Personally, we only started thinking if we should have a child after we have finally settled down in our own flat. We had lived apart for a year after marriage for a myriad of reasons. And it was only when things stabilised mentally, emotionally, financially, then we finally felt ready and confident that we can provide a good home for our child, then I started to even entertain the idea of being a parent. 
“Home” not “House”.  
Home is that place where make memories, where we get to decide how the sleeping arrangements will be, have our own cosy corners, babyproof it, and ensure it is a feasible place emotionally for the child. Our way. At our parents’ place, we wouldn’t be able to decide many things. Space is limited, you can’t tell the smoker not to smoke, can’t decide on whim to redecorate the spare room (what spare room?) etc. Living three generations together adds a layer of complexity in the family dynamics, sometimes adding stress, which may rub off on the kids.

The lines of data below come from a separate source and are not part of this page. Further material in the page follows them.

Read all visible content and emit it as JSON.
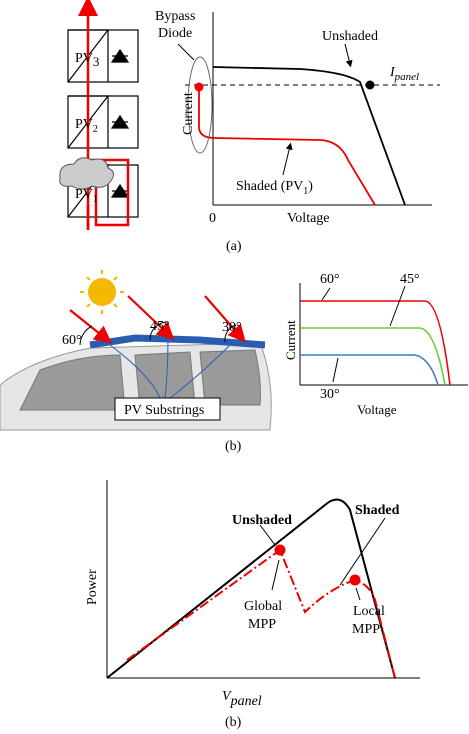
{
  "panel_a": {
    "modules": [
      {
        "text": "PV",
        "sub": "3"
      },
      {
        "text": "PV",
        "sub": "2"
      },
      {
        "text": "PV",
        "sub": "1"
      }
    ],
    "bypass_label": [
      "Bypass",
      "Diode"
    ],
    "unshaded": "Unshaded",
    "i_panel": {
      "text": "I",
      "sub": "panel"
    },
    "y_label": "Current",
    "x_zero": "0",
    "x_label": "Voltage",
    "shaded": {
      "text": "Shaded (PV",
      "sub": "1",
      "tail": ")"
    },
    "caption": "(a)"
  },
  "panel_b": {
    "angles": [
      "60°",
      "45°",
      "30°"
    ],
    "substrings": "PV Substrings",
    "curve_labels": [
      "60°",
      "45°",
      "30°"
    ],
    "y_label": "Current",
    "x_label": "Voltage",
    "caption": "(b)"
  },
  "panel_c": {
    "unshaded": "Unshaded",
    "shaded": "Shaded",
    "y_label": "Power",
    "global_mpp": [
      "Global",
      "MPP"
    ],
    "local_mpp": [
      "Local",
      "MPP"
    ],
    "x_label": {
      "text": "V",
      "sub": "panel"
    },
    "caption": "(b)"
  }
}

Sure, there are pros to living with parents too… extra pair of hands and eyes, but we also need to understand that not all parents want to be that pair of hands and eyes. My mother quickly swatted off the idea of quitting her job to help any of us look after our children. Fair enough. Why should she? She too wants to look after her career, and not all grandparents are the “coochie coochie!” kind. She’s happy being a weekend grandmother.
I ramble, but put simply, living separately from my parents made relationship better and healthier. We see them every weekend, we call and Whatsapp regularly, share photos and nuggets of information. It’s all good. Let’s face it, they too deserve a break from us.
One can say “you can just make the baby first”, then everything else will fall in place. True, Mrs Teo’s got a point. Perhaps there lies in our society a growing population of people who want to do first think later, live the YOLO life. Not me. If you are, then good for you. Being responsible for another human life is a huge huge responsibility, and I’m not going to just say YOLO and do it. 
Yes, the clock continues to tick when we wait for the flat. For many like me who will lose sleep over this unstable/uncertain arrangement, we will say, “so be it”.
In the end, you can nudge, you can bait, you can try to influence, but it will always be a personal choice, how early/how late, how many kids to have, between the couple.
The arduous journey for a flat….
We balloted for flats since I was 27. From Blangah Heights to Senja in Bukit Panjang, to Punggol… even various sale of balance flats. Each time we would put the $10.70 and later be informed that we were unsuccessful, sometimes with a 4-digit queue number. I still remember how I cried in frustration when even Senja, so near my in-laws, was not successful (while 2 other friends of his balloted successfully). By the time we finally got to choose our flat through the DBSS route, it would be ready in our early 30s. Little Foot was born when I was 33, a year after we moved in.
It wasn’t even about the $10.70 each time… it was about the painful disappointment because you wonder why, you supposedly accumulated more chance with each unsuccessful attempt, and yet, you keep getting your hopes dashed. Eventually, we did think, we should go for resale or something else. Finally we got queue number 899 for the estate where we live now. That day of selection, was sweaty palms moment when we were waiting for those before us to select their units, holding hands and fervently going , “don’t choose that, don’t choose that!”
A long long journey to finally getting the key to our own home. Can you understand? That’s all we want really.